Get the money and run! Sorry harking back to a previous life there :) Seriously, the next thing you need in the airport is the Currency Exchange, you can't get Indian Rupees in the UK, it's just easier to get them when you land. Like the SIM card the Rupees also need the sight of your passport (just when you put it away for the sixth time!). Best to keep your e-Visa out too, just in case. Make sure you get some low value notes (5 & 10 rupees for tips). This is a quick job and then you're off!


Chris and I went through the arrivals lounge door and went up and down the line of the transfer staff with those signs at least three times before we found ours. (Also I just forgot to mention you need your Hepatitis A and Typhoid/Polio etc jabs too, eternally grateful for Chris not canning the idea when she found out about the world wide shortage of jabs at the moment. Instead she rang round everywhere and eventually found some, it was one of the best birthday presents I could wish for!).

Our lovely transfer man was Chaudran, who immediately adorned us with marigold flower garland necklaces and welcomed us to India :)
Then we began our car journey to our hotel in a nice air conditioned vehicle driven by Tomasan, a very patient man! I have NEVER been anywhere so busy, there are 22 million people in the city of Delhi and they drive 7 million cars. They all honk their car horns constantly. Every day another 1500 cars are bought causing more congestion and horn honking. It seems to me that the car horn honking is like car communication morse code in Delhi. One honk for 'I'm coming through' and two honks for ' I made it through that gap without denting either of our vehicles!'
Never ever have I seen so much gridlock and chaos on the road on a Saturday morning at 11am. This has been slightly relieved by the work on a new underground Metro system which encourages 4 million people into its seats!

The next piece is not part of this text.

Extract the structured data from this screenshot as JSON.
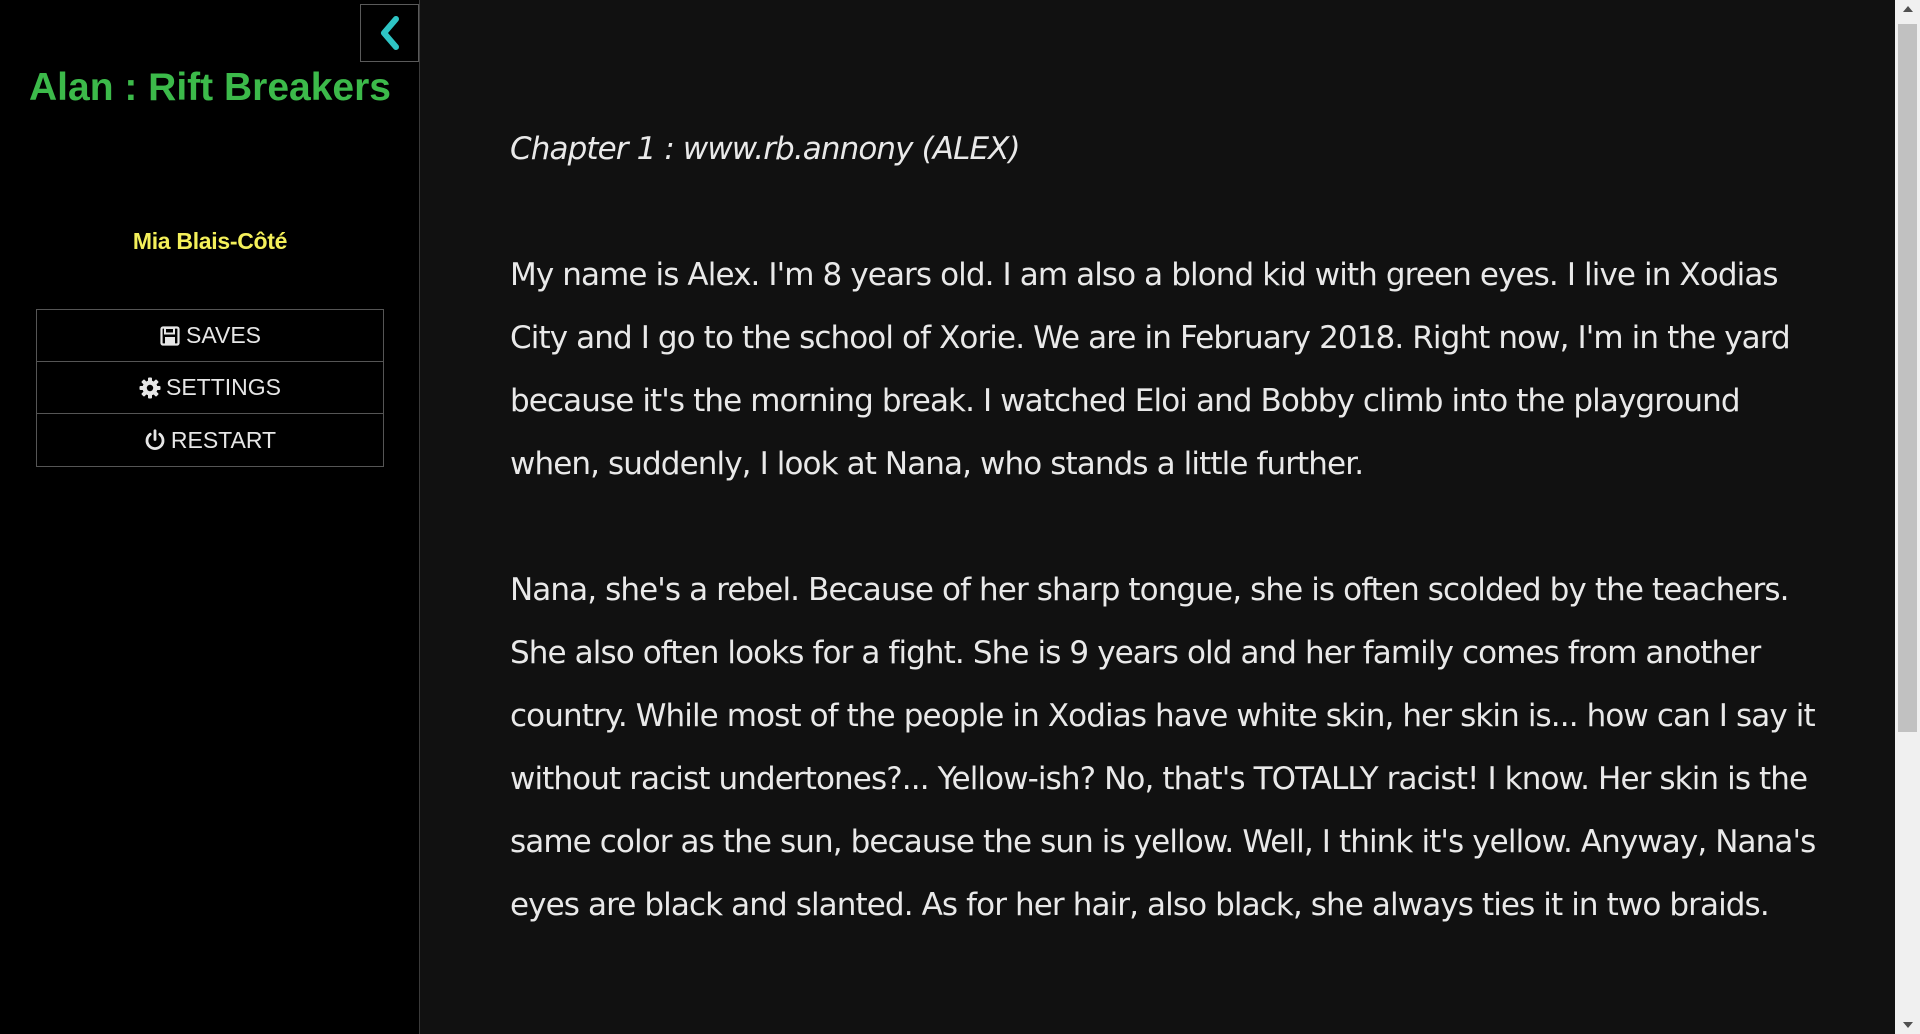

I'm not sure how easy it would be to encourage me into one of Delhi's most common vehicles, the 'Tuk-Tuk', it's rather like introducing dodgem cars on the M62, but just make sure there are twice as many dodgems to cars! Then just add a couple of million rickshaws, bikes and mopeds (of course they're suitable for a family of 4) into the equation. Also they don't have dents in Delhi, they are called a 'mark of respect'.